I don't know if your initial read on the intended purposes behind POF, or POF's releationship to the DWDM aspect of their work, was accurate. In any event, one of the salient points about the future benefits of chip-based optics [which may not yet be very obvious], is that they will act as enabling elements in bringing multi-lane optical networking "within" in-buildings riser assemblies, campus distribution, individual workgroups, LANs in general, right down to the end point expansion boards. Possibly even embedded at some point in the future onto motherboards. Not right now, of course, but several years down the road.
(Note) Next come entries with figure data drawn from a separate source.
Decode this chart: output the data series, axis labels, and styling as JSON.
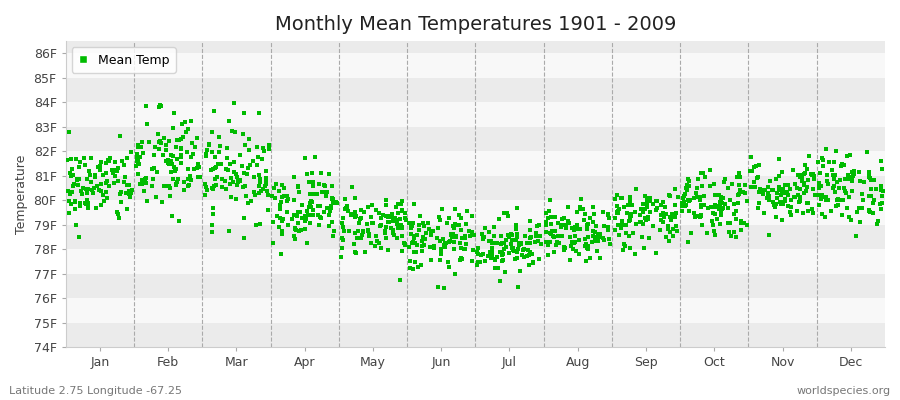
{
  "title": "Monthly Mean Temperatures 1901 - 2009",
  "ylabel": "Temperature",
  "xlabel_bottom_left": "Latitude 2.75 Longitude -67.25",
  "xlabel_bottom_right": "worldspecies.org",
  "ylim": [
    74,
    86.5
  ],
  "yticks": [
    74,
    75,
    76,
    77,
    78,
    79,
    80,
    81,
    82,
    83,
    84,
    85,
    86
  ],
  "ytick_labels": [
    "74F",
    "75F",
    "76F",
    "77F",
    "78F",
    "79F",
    "80F",
    "81F",
    "82F",
    "83F",
    "84F",
    "85F",
    "86F"
  ],
  "months": [
    "Jan",
    "Feb",
    "Mar",
    "Apr",
    "May",
    "Jun",
    "Jul",
    "Aug",
    "Sep",
    "Oct",
    "Nov",
    "Dec"
  ],
  "dot_color": "#00bb00",
  "dot_size": 5,
  "background_color": "#ffffff",
  "plot_bg_color": "#ffffff",
  "band_color_even": "#ebebeb",
  "band_color_odd": "#f8f8f8",
  "dashed_line_color": "#aaaaaa",
  "title_fontsize": 14,
  "axis_label_fontsize": 9,
  "tick_fontsize": 9,
  "seed": 42,
  "n_years": 109,
  "monthly_means": [
    80.6,
    81.5,
    81.2,
    79.8,
    79.0,
    78.3,
    78.2,
    78.6,
    79.3,
    79.9,
    80.4,
    80.5
  ],
  "monthly_stds": [
    0.8,
    1.1,
    1.0,
    0.75,
    0.65,
    0.65,
    0.6,
    0.55,
    0.65,
    0.75,
    0.65,
    0.75
  ]
}
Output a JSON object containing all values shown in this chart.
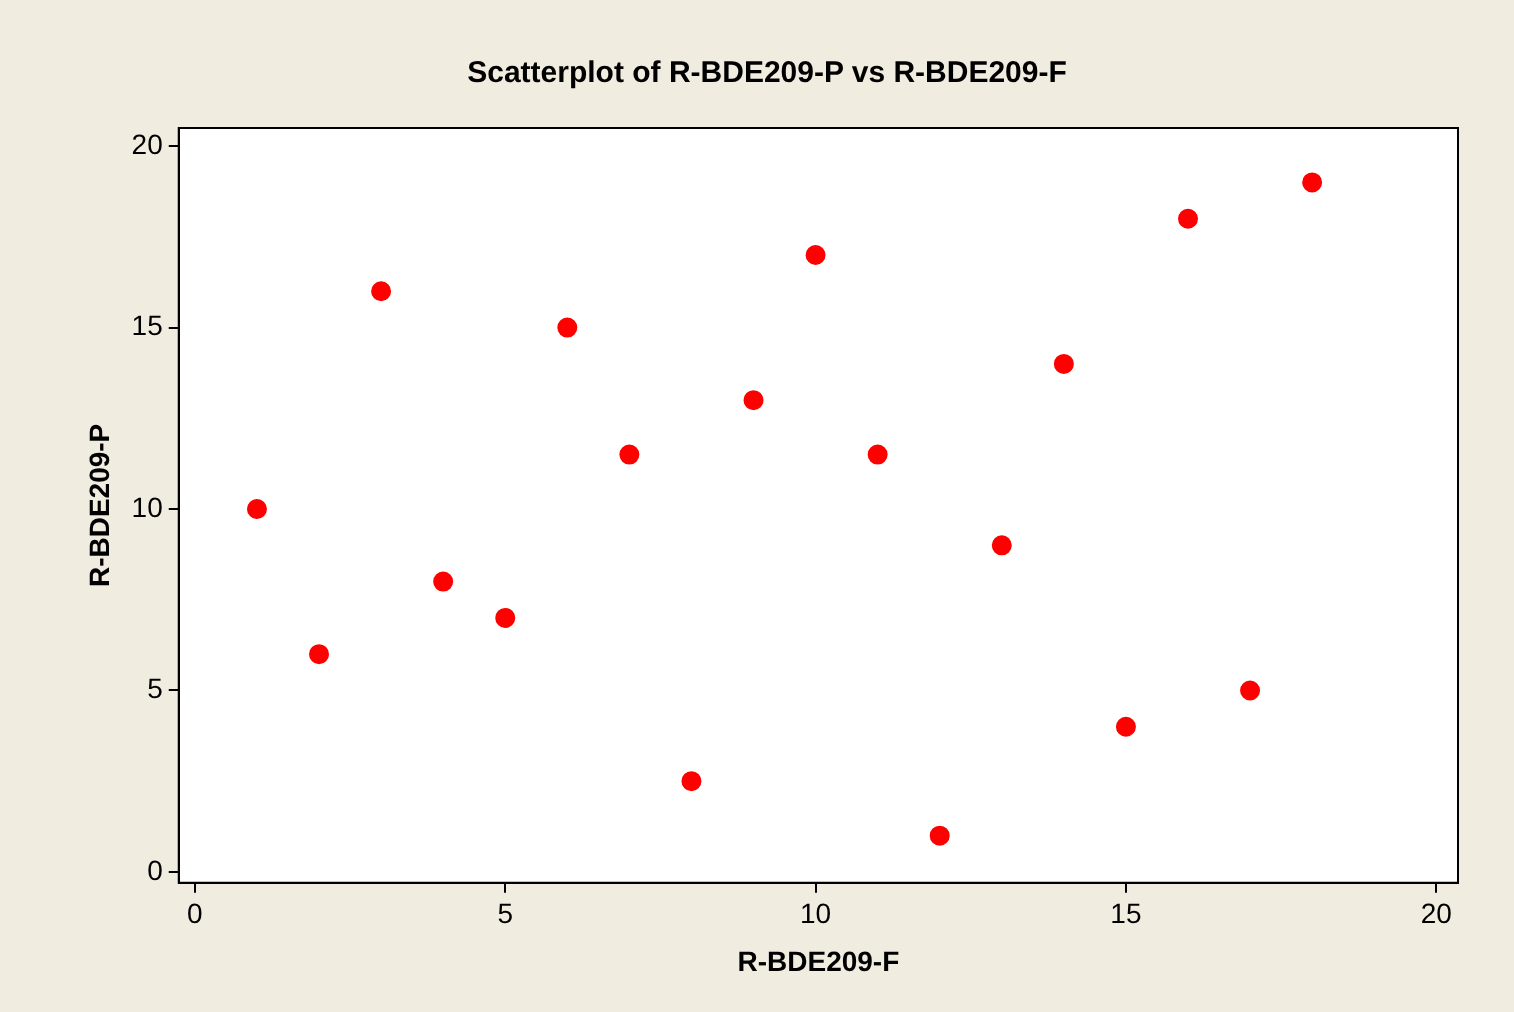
{
  "chart_data": {
    "type": "scatter",
    "title": "Scatterplot of R-BDE209-P vs R-BDE209-F",
    "xlabel": "R-BDE209-F",
    "ylabel": "R-BDE209-P",
    "x": [
      1,
      2,
      3,
      4,
      5,
      6,
      7,
      8,
      9,
      10,
      11,
      12,
      13,
      14,
      15,
      16,
      17,
      18
    ],
    "series": [
      {
        "color": "#ff0000",
        "values": [
          10,
          6,
          16,
          8,
          7,
          15,
          11.5,
          2.5,
          13,
          17,
          11.5,
          1,
          9,
          14,
          4,
          18,
          5,
          19
        ]
      }
    ],
    "xlim": [
      -0.26,
      20.35
    ],
    "xticks": [
      0,
      5,
      10,
      15,
      20
    ],
    "ylim": [
      -0.3,
      20.5
    ],
    "yticks": [
      0,
      5,
      10,
      15,
      20
    ],
    "grid": false,
    "legend": false,
    "marker": "circle"
  }
}
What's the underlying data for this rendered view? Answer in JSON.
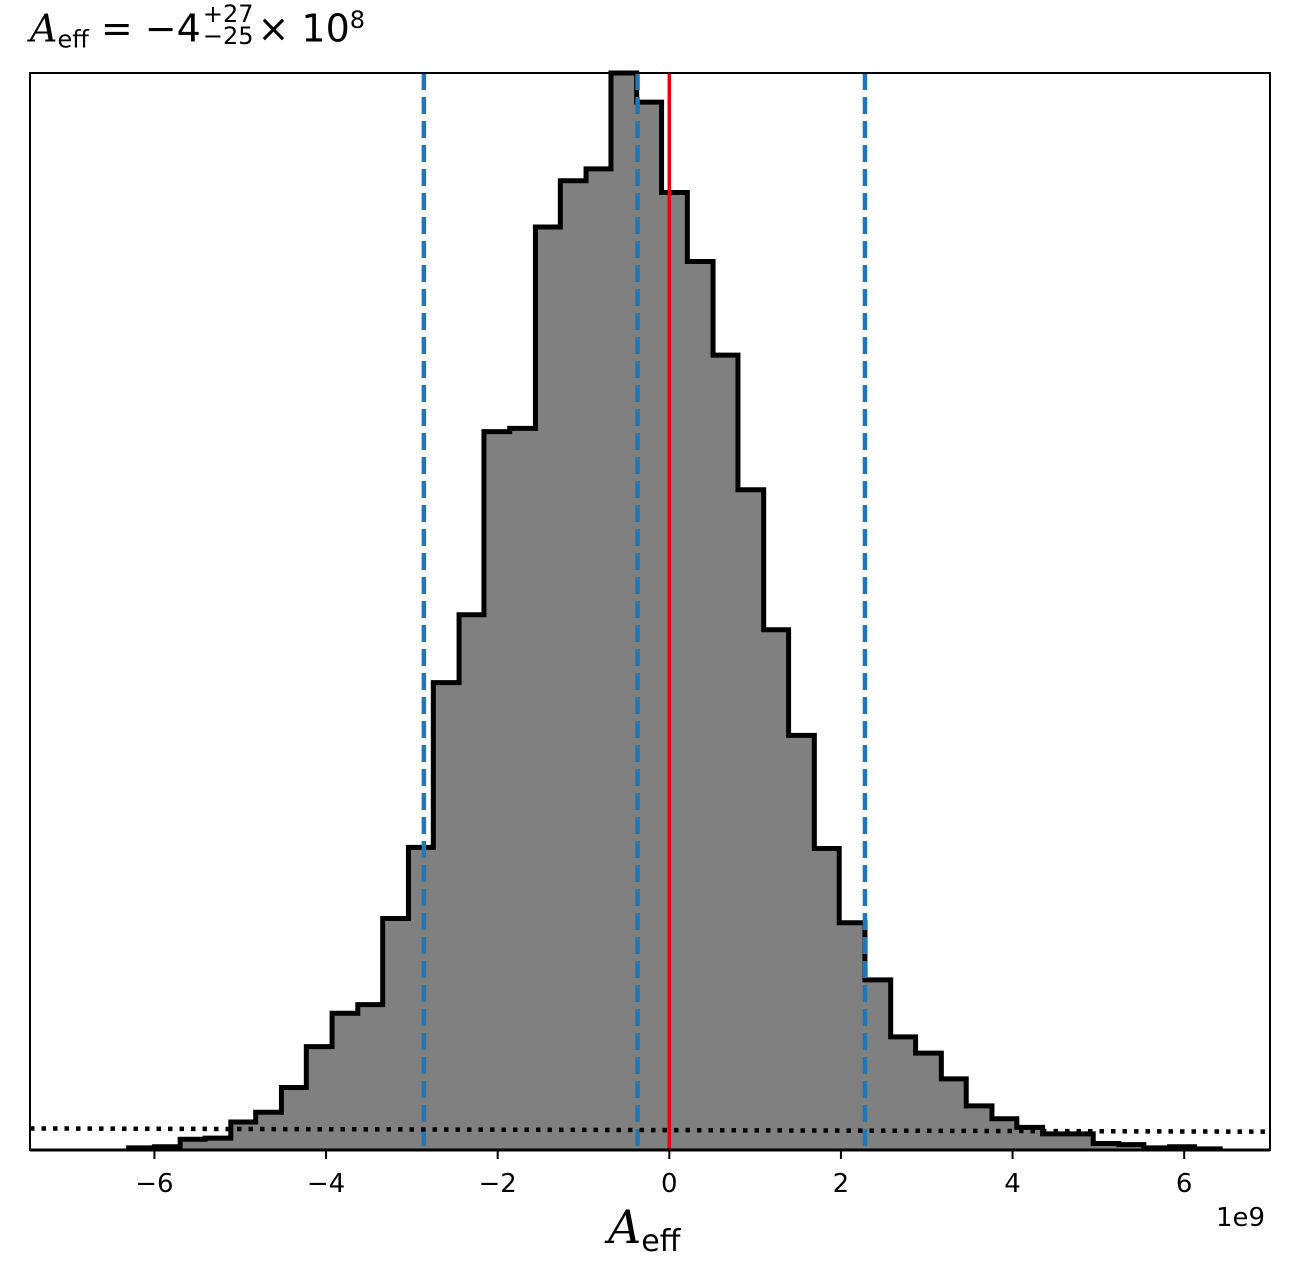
{
  "chart_data": {
    "type": "histogram",
    "title": {
      "symbol": "A",
      "subscript": "eff",
      "equals": "=",
      "central": "−4",
      "plus_err": "+27",
      "minus_err": "−25",
      "multiplier": "× 10",
      "exponent": "8"
    },
    "xlabel": {
      "symbol": "A",
      "subscript": "eff"
    },
    "x_offset_label": "1e9",
    "xlim": [
      -7.45,
      7.0
    ],
    "ylim": [
      0,
      1.0
    ],
    "xticks": [
      {
        "value": -6,
        "label": "−6"
      },
      {
        "value": -4,
        "label": "−4"
      },
      {
        "value": -2,
        "label": "−2"
      },
      {
        "value": 0,
        "label": "0"
      },
      {
        "value": 2,
        "label": "2"
      },
      {
        "value": 4,
        "label": "4"
      },
      {
        "value": 6,
        "label": "6"
      }
    ],
    "bin_edges": [
      -6.3,
      -6.0,
      -5.7,
      -5.41,
      -5.11,
      -4.82,
      -4.52,
      -4.23,
      -3.93,
      -3.63,
      -3.34,
      -3.04,
      -2.75,
      -2.45,
      -2.16,
      -1.86,
      -1.56,
      -1.27,
      -0.97,
      -0.68,
      -0.38,
      -0.09,
      0.21,
      0.51,
      0.8,
      1.1,
      1.39,
      1.69,
      1.98,
      2.28,
      2.58,
      2.87,
      3.17,
      3.46,
      3.76,
      4.05,
      4.35,
      4.65,
      4.94,
      5.24,
      5.53,
      5.83,
      6.12,
      6.42
    ],
    "counts": [
      0.002,
      0.003,
      0.01,
      0.011,
      0.026,
      0.035,
      0.058,
      0.096,
      0.127,
      0.135,
      0.215,
      0.281,
      0.434,
      0.497,
      0.667,
      0.67,
      0.857,
      0.9,
      0.911,
      1.0,
      0.973,
      0.889,
      0.825,
      0.738,
      0.613,
      0.483,
      0.385,
      0.28,
      0.211,
      0.158,
      0.105,
      0.09,
      0.066,
      0.041,
      0.029,
      0.021,
      0.015,
      0.015,
      0.006,
      0.005,
      0.002,
      0.003,
      0.001
    ],
    "vlines": [
      {
        "x": -2.86,
        "color": "#1f77b4",
        "style": "dashed"
      },
      {
        "x": -0.37,
        "color": "#1f77b4",
        "style": "dashed"
      },
      {
        "x": 2.28,
        "color": "#1f77b4",
        "style": "dashed"
      },
      {
        "x": 0.0,
        "color": "#e8000b",
        "style": "solid"
      }
    ],
    "prior_line": {
      "y_start": 0.02,
      "y_end": 0.017,
      "color": "#000000",
      "style": "dotted"
    },
    "colors": {
      "fill": "#808080",
      "edge": "#000000"
    },
    "grid": false,
    "legend": "none"
  }
}
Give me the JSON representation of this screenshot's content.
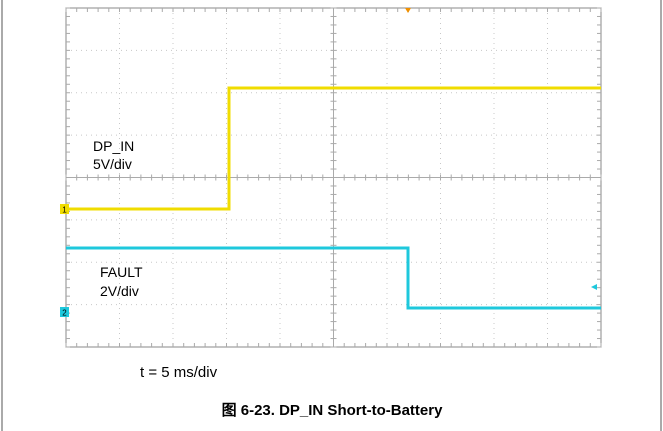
{
  "scope": {
    "channels": [
      "1",
      "2"
    ],
    "labels": [
      {
        "name": "DP_IN",
        "scale": "5V/div"
      },
      {
        "name": "FAULT",
        "scale": "2V/div"
      }
    ],
    "time_scale": "t = 5 ms/div"
  },
  "caption": "图 6-23. DP_IN Short-to-Battery"
}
Plastic fiber experimentation and the actual deployments of same, however, have never met with much success in the past for a variety of reasons except for some niche applications. A company that put a lot of weight into this back in the Eitghties was Codenoll Technology Corp. (which has since been acquired by ADC Corp), and despite the heavy emphasis they placed on it, it never materialized to much in the spaces they targeted, i.e., namely, in LANs.
As for their intended uses of POF, however, I cannot speak to any progress that LUMM has had in this regard specifically, but I can say that POF to the best of my knowledge has never been a friendly component of DWDM assemblies... indeed, it may very well be (and probably still is to a great extent) just the opposite for most of the conventional distances and wavelengths used today. FWIW.
Perhaps someone else who is more familiar with LUMM's motivation behind their POF work can add to this.